Charles Bukowski

Bukowski steht in einem deutlichen Kontrast zu den meisten unserer bisherigen Dichterprogramme. Dennoch gibt es ein Kontinuum zu Heinrich Heine und Bertolt Brecht, erhoben alle drei die Umgangssprache zur Dichtung, bei Heine vor allem in seinem Wintermärchen.

bukowski

Es sind seine Protagonisten, die unser Interesse an Bukowski geweckt haben, Kleinkriminelle, Obdachlose, Alkoholiker und Prostituierte, und nicht zu vergessen, er selbst, auch ein Alkoholiker und Außenseiter.
Auf der Basis eigener Erfahrungen schrieb er in knappem Stil harte, witzige Stories, Romane und Gedichte über das Leben in den Randzonen der amerikanischen Gesellschaft.

Die Texte und Gedichte des Charles Bukowski sind eindringlich und wahrhaftig,immer aber außerordentlich witzig. Sie handeln von der Kehrseite des amerikanischen Traums, so wie er sich abspielt in Amerikas Slums, Absteigen und Bars.

Was uns nicht zuletzt mit seiner kaputten Welt versöhnt, ist sein Humor, der es erlaubt über die Wirklichkeit auch zu lachen.

Der erste Teil des Abends handelt von seiner Kindheit und Jugend. Vieles seines späteren Lebens haben hier ihre Wurzel. Im zweiten Teil beschäftigen wir uns mit dem erwachsenen Bukowski.

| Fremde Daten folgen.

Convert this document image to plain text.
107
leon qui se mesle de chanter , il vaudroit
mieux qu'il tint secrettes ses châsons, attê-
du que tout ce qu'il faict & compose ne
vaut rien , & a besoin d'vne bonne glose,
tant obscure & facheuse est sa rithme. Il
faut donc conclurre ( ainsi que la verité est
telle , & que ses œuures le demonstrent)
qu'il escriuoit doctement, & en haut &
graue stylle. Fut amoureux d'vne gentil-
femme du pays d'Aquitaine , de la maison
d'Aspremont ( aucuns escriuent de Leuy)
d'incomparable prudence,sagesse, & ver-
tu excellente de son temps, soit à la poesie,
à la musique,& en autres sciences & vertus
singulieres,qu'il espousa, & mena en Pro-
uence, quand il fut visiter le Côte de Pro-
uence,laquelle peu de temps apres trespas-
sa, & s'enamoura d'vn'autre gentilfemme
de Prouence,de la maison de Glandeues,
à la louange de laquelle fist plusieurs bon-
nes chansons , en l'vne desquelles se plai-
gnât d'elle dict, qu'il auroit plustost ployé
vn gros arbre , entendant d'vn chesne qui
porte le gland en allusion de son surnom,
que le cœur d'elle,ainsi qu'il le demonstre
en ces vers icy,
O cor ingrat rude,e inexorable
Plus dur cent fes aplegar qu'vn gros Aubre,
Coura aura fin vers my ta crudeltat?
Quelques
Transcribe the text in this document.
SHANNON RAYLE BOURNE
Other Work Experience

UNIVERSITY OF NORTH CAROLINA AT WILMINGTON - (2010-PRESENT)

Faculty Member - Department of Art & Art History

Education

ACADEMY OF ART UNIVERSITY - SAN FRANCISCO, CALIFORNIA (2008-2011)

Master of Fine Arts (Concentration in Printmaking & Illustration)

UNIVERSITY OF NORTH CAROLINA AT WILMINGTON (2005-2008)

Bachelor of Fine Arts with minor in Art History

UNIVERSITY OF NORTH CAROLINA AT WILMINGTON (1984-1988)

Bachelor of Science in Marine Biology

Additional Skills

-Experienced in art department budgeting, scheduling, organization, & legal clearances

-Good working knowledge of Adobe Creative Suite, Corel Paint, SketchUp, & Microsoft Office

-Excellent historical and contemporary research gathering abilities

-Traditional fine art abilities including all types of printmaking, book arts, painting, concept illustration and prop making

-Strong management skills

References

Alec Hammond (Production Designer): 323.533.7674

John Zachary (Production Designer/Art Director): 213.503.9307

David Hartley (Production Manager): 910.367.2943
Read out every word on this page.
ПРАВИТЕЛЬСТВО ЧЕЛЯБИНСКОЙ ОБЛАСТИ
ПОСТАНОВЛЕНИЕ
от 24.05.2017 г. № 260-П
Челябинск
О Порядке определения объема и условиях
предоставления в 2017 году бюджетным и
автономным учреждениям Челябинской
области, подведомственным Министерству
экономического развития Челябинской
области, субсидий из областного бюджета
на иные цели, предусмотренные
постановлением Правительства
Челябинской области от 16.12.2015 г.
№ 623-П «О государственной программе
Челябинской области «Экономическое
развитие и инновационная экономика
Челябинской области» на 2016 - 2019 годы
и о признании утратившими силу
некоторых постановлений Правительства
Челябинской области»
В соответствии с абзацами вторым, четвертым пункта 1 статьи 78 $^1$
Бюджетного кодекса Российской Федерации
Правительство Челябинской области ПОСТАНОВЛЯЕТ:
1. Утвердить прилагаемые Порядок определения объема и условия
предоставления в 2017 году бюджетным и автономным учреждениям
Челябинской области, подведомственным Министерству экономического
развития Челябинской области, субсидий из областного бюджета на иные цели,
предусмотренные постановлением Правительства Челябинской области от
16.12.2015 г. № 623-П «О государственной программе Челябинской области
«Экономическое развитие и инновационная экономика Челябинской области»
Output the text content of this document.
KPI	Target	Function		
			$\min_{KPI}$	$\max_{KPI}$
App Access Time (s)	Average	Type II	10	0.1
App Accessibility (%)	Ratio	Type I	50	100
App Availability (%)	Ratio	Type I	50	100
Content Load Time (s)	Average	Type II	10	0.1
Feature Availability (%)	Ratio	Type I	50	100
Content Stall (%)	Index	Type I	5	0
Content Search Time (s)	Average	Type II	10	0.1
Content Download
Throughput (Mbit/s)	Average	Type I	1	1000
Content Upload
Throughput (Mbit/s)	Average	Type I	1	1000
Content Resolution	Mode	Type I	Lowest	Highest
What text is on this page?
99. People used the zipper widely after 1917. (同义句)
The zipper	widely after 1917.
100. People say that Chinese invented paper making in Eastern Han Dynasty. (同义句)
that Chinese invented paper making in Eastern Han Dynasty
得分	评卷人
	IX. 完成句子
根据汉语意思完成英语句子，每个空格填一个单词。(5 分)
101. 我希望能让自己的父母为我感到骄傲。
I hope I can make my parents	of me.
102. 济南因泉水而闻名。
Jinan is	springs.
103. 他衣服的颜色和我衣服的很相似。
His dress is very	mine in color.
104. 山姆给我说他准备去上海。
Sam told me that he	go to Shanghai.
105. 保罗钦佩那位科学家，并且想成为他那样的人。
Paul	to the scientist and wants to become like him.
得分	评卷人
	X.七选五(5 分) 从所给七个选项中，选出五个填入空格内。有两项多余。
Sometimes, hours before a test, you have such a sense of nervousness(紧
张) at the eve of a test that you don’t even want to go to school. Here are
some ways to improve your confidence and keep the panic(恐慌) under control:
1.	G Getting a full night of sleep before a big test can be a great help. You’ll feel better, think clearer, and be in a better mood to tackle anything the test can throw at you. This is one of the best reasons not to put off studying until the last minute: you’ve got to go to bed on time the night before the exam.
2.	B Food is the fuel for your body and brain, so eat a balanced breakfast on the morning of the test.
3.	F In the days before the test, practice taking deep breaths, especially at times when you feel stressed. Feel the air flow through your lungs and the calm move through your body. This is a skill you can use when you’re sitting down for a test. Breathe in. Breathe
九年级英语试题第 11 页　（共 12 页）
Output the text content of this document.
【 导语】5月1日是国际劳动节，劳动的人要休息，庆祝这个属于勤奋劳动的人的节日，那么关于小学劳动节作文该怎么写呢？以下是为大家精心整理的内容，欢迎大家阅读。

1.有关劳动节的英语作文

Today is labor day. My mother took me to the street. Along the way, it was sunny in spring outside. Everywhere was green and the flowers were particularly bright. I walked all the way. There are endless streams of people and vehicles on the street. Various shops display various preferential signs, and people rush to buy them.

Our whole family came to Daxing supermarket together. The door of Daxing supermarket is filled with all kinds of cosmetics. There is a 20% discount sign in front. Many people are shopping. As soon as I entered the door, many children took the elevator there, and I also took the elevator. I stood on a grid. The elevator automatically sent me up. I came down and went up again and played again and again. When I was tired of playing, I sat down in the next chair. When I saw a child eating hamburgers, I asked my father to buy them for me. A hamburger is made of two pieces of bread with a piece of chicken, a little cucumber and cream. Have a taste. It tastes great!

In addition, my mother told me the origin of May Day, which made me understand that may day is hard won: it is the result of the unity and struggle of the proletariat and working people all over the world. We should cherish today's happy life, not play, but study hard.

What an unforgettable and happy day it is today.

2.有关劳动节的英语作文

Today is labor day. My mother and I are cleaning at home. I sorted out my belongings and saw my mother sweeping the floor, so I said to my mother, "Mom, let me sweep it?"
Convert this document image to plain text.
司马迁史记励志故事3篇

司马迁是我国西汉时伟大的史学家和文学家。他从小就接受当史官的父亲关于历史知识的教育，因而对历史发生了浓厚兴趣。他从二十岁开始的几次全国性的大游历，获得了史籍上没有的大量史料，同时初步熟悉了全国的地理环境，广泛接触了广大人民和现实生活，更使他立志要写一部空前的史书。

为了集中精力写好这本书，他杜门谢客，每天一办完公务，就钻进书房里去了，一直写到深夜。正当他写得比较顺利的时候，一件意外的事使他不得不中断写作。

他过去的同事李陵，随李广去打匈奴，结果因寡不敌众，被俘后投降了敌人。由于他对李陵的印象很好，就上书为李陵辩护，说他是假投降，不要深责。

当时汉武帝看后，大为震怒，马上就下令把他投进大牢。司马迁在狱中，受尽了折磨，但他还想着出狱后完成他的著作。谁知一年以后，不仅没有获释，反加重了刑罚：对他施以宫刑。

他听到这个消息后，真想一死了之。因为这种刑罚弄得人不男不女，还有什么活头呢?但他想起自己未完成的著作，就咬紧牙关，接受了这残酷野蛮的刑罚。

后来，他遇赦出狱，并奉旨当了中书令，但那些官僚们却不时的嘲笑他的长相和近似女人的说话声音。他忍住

Drei Protagonisten werden mit ihrem Können diesen Abend gestalten:
Der Berliner Maler und Zeichner Kornelius Wilkens, der mit Milieuzeichnungen aus dem Leben Bukowskis das Bühnenbild gestaltet, der Kölner Musiker und Jazzsaxophonist, der schon an den beiden Programmen Frida Kahlo und Jeanne d´Arc mitwirkte und Barbara Kleyboldt in abwechselnden Rollen als Erzähler, und als Charles Bukowski und anderen Rollen.

Zitate:

Das Problem dieser Welt ist, dass die intelligenten Menschen so voller Selbstzweifel und die Dummen so voller Selbstvertrauen sind.

Das ist das Problem am Trinken, dachte ich mir, während ich mir einen Drink einschüttete. Wenn etwas Schlechtes passiert, trinkt man, um zu vergessen; wenn etwas gutes passiert, trinkt man, um zu feiern; und wenn gar nichts passiert, trinkt man, damit etwas passiert.

Ehrlich gesagt, ich hatte einen Horror vor dem Leben, vor dem, was ein Mann alles tun musste, nur um essen und schlafen und sich was zum Anziehen kaufen zu können. Ich gewöhnte mir beizeiten ab, nach der Traumfrau zu suchen. Ich wollte nur eine, die kein Albtraum war.